Here’s the argument for Macs: they are easier to use, require less set-up time and have seamless and intuitive operating systems. Their makers could have coined the term “plug and play.” But a Mac generally costs more.

The debate for PCs goes like this: they’re everywhere. A multitude of PCs software programs are available.

With a huge market share, PCs are bound to be the better choice, right? Not necessarily. It simply makes business sense for software developers to write more – many more – programs for PCs.

Jim Temple, vice president of information technology for The Ramey Agency in Ridgeland, said the tools that are in place in a Macintosh combined with the Mac’s hardware architecture “works very, very well to reduce the number of potential driver and software problems.”

Because the Macintosh’s operating system and hardware are controlled by one company and is more tightly integrated, Macs work better in the advertising and graphic design industries.

“PCs have gained ground over the last few years, but results are still better with a Macintosh,” Temple said. “If you are an Intel provider, running on a Wintel platform, you’ve got a multitude of providers of hardware. The more variables you add to any mixture, the more opportunity for conflicts you have. I don’t see any falloff in the usage of Macintosh, especially with the new G-4s. The size of the Pentium chip in PCs is getting larger and larger. The Mac’s is about a fourth of that size but it is two and half times faster. That translates to better performance out of less silicon, advances in process that have helped spur speed to produce a continually faster chip.”

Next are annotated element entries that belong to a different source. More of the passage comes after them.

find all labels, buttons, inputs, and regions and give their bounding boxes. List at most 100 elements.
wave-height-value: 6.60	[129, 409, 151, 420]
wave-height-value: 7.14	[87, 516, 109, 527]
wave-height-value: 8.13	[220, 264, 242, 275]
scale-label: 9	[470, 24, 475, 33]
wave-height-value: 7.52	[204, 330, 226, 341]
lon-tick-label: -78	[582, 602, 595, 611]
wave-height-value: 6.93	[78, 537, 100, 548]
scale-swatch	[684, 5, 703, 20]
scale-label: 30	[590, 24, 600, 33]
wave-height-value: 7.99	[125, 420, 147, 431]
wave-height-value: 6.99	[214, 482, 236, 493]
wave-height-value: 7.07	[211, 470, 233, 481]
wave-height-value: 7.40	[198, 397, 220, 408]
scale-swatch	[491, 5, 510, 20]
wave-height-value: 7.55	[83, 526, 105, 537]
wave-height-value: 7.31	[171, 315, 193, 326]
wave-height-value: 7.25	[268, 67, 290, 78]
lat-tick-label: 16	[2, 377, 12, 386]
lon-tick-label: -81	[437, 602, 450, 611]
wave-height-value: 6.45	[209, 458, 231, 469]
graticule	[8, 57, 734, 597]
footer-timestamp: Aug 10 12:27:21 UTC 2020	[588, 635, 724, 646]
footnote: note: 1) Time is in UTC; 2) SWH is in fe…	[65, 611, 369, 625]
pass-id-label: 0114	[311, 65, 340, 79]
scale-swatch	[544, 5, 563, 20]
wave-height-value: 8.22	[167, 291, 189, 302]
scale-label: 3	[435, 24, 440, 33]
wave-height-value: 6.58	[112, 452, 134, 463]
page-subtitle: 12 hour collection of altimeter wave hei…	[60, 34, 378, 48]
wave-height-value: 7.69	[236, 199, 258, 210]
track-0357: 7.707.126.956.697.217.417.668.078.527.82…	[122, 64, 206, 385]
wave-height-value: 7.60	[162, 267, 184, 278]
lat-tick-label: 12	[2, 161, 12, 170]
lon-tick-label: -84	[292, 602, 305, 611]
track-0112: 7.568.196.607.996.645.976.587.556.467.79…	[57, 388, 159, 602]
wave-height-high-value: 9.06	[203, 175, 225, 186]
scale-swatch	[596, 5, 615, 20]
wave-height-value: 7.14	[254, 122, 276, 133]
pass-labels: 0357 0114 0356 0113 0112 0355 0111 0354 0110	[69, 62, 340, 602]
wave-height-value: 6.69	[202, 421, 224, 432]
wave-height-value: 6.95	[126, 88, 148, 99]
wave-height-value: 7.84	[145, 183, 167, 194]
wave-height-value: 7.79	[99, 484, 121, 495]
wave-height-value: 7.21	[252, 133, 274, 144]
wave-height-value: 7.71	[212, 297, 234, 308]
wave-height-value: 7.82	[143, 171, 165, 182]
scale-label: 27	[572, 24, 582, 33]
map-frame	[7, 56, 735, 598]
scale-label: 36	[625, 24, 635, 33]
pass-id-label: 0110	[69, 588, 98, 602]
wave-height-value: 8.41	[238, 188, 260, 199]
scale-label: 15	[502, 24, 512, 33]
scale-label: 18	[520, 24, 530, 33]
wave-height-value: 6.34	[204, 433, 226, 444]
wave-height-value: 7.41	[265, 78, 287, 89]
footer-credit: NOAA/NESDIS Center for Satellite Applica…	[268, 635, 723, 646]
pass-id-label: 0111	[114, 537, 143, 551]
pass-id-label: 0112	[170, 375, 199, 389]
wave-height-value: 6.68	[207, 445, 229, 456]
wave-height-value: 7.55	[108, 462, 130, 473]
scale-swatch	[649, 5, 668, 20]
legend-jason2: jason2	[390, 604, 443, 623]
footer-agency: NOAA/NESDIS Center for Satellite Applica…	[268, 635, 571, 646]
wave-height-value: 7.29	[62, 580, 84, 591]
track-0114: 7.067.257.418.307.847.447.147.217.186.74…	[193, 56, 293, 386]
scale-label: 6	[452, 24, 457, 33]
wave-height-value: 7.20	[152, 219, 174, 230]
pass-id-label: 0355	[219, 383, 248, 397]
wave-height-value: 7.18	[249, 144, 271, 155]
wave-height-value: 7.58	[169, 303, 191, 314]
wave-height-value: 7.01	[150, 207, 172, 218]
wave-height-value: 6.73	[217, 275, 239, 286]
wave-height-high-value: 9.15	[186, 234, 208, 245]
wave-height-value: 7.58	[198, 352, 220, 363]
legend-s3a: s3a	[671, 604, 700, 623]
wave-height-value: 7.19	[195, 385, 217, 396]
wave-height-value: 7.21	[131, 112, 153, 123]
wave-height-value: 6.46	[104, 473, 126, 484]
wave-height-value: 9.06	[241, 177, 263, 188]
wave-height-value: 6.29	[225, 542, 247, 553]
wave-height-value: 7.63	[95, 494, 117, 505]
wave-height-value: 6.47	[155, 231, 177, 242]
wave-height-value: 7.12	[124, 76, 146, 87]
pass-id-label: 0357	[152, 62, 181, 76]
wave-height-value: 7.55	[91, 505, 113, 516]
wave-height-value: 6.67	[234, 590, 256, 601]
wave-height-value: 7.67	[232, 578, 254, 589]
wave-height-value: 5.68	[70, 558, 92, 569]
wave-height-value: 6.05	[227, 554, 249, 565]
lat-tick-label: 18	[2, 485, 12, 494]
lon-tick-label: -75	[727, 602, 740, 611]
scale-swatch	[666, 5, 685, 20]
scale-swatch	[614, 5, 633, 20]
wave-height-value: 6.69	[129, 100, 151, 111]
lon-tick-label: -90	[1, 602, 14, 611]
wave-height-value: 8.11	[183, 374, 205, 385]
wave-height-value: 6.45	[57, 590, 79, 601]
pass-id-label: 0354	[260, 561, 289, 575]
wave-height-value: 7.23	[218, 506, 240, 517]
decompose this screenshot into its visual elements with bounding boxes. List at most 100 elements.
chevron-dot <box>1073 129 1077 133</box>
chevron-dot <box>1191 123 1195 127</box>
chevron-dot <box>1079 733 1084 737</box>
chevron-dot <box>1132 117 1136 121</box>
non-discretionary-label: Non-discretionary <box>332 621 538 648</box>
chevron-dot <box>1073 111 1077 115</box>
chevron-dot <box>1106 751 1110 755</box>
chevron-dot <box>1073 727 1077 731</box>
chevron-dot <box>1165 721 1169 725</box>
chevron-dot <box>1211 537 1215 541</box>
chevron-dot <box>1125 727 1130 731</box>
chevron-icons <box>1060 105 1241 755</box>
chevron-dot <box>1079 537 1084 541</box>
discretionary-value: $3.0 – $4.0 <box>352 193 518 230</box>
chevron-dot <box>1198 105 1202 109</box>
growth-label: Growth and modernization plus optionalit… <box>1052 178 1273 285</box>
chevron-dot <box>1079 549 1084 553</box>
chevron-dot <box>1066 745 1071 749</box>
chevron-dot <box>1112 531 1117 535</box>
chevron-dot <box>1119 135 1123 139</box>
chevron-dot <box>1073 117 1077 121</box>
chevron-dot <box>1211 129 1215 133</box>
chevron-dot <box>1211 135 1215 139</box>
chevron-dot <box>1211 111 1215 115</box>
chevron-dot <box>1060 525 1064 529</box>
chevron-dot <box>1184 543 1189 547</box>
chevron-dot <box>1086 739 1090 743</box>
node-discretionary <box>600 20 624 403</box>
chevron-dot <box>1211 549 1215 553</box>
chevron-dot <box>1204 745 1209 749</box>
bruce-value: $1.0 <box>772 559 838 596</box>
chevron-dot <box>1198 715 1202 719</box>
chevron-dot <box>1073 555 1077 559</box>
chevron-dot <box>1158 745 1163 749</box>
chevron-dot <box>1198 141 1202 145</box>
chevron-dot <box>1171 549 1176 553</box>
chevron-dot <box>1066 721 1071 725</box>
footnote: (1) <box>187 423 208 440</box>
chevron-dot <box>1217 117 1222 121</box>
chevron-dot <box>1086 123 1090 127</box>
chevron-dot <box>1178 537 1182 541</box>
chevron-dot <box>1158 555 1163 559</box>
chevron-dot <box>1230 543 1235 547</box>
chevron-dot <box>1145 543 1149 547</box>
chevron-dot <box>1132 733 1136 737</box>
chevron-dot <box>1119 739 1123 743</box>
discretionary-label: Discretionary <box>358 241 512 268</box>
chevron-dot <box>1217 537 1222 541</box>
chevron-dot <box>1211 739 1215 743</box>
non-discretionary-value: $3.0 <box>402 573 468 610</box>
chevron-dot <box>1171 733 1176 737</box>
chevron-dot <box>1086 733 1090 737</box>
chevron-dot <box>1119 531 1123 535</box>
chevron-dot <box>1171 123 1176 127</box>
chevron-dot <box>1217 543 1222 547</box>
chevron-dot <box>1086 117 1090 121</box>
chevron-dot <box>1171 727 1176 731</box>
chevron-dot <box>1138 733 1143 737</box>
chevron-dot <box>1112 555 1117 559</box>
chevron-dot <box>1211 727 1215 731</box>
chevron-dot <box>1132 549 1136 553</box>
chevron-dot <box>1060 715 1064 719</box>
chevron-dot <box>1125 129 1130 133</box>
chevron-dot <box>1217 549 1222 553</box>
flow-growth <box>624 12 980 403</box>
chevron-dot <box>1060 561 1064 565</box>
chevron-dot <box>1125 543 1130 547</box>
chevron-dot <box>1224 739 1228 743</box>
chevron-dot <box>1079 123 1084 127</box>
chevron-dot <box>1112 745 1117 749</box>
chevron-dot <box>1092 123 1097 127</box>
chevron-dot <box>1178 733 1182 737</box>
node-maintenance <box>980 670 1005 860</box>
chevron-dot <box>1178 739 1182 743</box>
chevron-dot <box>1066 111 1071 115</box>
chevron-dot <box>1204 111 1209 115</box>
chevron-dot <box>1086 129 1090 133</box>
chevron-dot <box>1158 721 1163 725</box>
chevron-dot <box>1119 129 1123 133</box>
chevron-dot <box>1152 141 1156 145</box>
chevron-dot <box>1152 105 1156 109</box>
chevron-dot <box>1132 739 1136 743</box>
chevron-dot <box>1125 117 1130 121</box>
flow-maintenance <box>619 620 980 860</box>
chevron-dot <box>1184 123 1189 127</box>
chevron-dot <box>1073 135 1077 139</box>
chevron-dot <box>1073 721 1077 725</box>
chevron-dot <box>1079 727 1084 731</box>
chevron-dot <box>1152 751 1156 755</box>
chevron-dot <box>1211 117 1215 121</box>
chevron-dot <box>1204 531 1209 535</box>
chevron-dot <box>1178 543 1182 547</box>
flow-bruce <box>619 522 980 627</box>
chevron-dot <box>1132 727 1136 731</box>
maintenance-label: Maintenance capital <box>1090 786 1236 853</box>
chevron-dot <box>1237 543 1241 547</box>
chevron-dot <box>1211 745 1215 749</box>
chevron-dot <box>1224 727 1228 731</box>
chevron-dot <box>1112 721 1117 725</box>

Who uses PCs? Number crunchers and the like, Temple said.

“For accounting purposes, when you’re crunching a lot of numbers, there are so many tools already developed for PCs,” he said. “I don’t know that you would ever see a large scale adoption of Macintosh in that type of environment.”

Linux may take a bigger piece of the server pie before Macintosh does, Temple said.

“Macintosh has a new operating system, a Unix-based OSX similar to Linux,” he said. “When that starts into mainstream production and usage, who knows what will happen next?”

The OSX server has already been shipping for several months. The OSX desktop operating-type system is scheduled for release next year, he said.

“Obviously, PCs have a much greater market penetration,” Temple said. “Many tools that have been in place for a long time are not available on a Macintosh. The companies that produce them don’t see the smaller market as a viable option for their development dollars so they continue with what they’re used to, and that’s fine.”

The Macintosh fluctuates between a 4% and 9% market share, he said.

“On the other hand, BMW has a 2% share of the automotive market and does quite well, so you can’t use market share alone as an option,” Temple said.

Ashley Mitias, general manager of PC Warehouse in Jackson, said PCs beat Macs in product availability and peripheral additions.

“With a much larger market for PC clones, you can buy outside the name brand for a reasonable price and do the tech work yourself on a cloned PC,” said Mitias. “You can do that on the Mac, but it’s more difficult with a smaller knowledge base. The support and the configurations of the PCs are more unlimited. The PC market seems to have more stable companies. We’ve actually moved architectural firms from the Mac to the PC in the last several months.”

After selling PCs all day long, what does Mitias have at home? “My husband is an architect and a Mac G-4 guru. Since I only need the computer for the Internet, we’ve compromised and own a Mac,” she said.

David Bunger of Jackson, an AVID video editor for WAPT-TV, has worked in video houses with PCs and Macs and “would take a Mac any time.”

The loyalty of Mac users is uncanny, said Hutto.

“There’s a certain camaraderie among people who use Macs that you don’t see with PC users,” he said. “Mac users have a unique loyalty to the computer and enjoy being around people that use Macs. Perhaps it’s because Mac people tend to share more information about programs than PC people. Maybe it’s that after you’ve been let down by a PC, you know it’s coming. There’s the PC credo: save early, save often. For that reason alone, they are more secure with a Mac.”